The two leaders went into their relatively low-key summit looking to bolster the US-India strategic partnership but an equally important goal was simply to break the ice and get to know each other.

As they met, a Pentagon agency said the US State Department has approved the possible sale to India of a Boeing C-17 transport aircraft with an estimated cost of $366 million.

Trump, in Oval Office remarks as Modi sat beside him, said Modi “has been such a great prime minister” and noted that he had been reading about India’s economic success under his leadership.

“Economically, India is doing very well,” he said.

Modi, on his fifth visit to the United States since becoming prime minister in May 2014, thanked Trump for a warm welcome.

Later, as he and Modi joined for talks with senior officials, Trump said the two leaders were making great progress.

“We agreed on most things and I would say by the end of the day we’ll agree on everything,” Trump said.

Trump administration officials have pointed to both leaders’ impact on social media — each has more than 30 million Twitter followers — as proof that they are cut from the same cloth, and predicted the two would get along well.

The president’s name is on a Trump Tower property in Mumbai and he spoke warmly of India during his presidential campaign last year.

“The White House is very interested in making this a special visit,” said one senior official. “We’re really seeking to roll out the red carpet.”

Modi will try to strengthen ties that have appeared to loosen. Indian officials, noting both men’s tendency to speak their mind, were anxious to see how they got along.

First White House dinner

They will have one-on-one talks followed by statements to the news media without taking questions. They will then have a working dinner, the first time Trump has played host to a foreign dignitary at a White House dinner.

“If the chemistry is good, everything else gets sorted,” said an Indian official. “The only way is up. How much up we go depends on the leaders.
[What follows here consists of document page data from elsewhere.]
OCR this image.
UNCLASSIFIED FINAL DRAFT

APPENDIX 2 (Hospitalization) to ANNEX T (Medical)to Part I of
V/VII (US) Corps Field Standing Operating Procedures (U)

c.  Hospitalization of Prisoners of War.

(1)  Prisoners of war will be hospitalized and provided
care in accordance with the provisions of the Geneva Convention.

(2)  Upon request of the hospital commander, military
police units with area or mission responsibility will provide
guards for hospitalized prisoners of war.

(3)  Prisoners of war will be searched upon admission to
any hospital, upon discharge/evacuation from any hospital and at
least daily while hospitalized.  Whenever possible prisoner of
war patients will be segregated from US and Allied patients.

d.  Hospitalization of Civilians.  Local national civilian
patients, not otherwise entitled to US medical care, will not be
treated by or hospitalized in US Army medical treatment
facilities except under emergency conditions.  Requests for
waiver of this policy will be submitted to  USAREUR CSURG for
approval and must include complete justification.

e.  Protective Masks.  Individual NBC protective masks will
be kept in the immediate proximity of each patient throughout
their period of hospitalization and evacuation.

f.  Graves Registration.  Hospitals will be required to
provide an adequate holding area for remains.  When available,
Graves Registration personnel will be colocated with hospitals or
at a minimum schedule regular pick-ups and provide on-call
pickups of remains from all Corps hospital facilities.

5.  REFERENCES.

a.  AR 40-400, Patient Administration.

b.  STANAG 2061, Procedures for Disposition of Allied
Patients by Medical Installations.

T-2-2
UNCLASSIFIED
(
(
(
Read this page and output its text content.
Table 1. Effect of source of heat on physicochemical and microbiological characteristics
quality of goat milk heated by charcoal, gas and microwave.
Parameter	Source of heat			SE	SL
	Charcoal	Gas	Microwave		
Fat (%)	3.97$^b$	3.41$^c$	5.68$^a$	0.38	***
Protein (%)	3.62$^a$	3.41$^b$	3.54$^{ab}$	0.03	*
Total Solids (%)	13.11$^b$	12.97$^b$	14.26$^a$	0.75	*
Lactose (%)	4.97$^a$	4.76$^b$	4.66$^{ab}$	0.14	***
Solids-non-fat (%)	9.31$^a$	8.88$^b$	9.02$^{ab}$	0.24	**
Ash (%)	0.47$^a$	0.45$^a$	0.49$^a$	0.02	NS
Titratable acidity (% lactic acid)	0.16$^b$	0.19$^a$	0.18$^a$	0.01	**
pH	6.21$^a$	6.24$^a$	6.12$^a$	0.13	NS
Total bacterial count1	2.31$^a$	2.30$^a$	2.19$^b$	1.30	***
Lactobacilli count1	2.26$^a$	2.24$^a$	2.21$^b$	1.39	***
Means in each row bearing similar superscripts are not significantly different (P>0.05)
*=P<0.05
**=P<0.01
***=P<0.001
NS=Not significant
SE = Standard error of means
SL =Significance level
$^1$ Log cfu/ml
If they click, we go up higher.”

Five US senators signed a letter to Trump expressing concern about violations of religious liberty in India, including discrimination against religious-based aid groups, and asking him to make the issue a top priority during Modi’s visit.

The letter was signed by Republicans John Kennedy, Roy Blunt, Mike Crapo and James Lankford, and Democrat Amy Klobuchar.

Sikh organizations planned a protest in front of the White House on Monday.

While progress is expected in defense trade and cooperation, there are frictions elsewhere between the United States and India.

Trump, who campaigned on an “America First” platform, has been troubled by the growing US trade deficit with India. He has called for reform of the H-1B visa system, which has benefited Indian tech firms.

He set the United States on a path to withdraw from the Paris climate agreement and accused India of negotiating unscrupulously for the accord in order to walk away with billions of dollars in aid.

Meanwhile, Indian officials reject suggestions that Modi’s “Make in India” platform is protectionist and complain about the U.S. regulatory process for generic pharmaceuticals and rules on fruit exports to the United States.

They stress the importance of the huge Indian market to US companies and major growth in areas such as aviation, which offer significant opportunities for US manufacturers.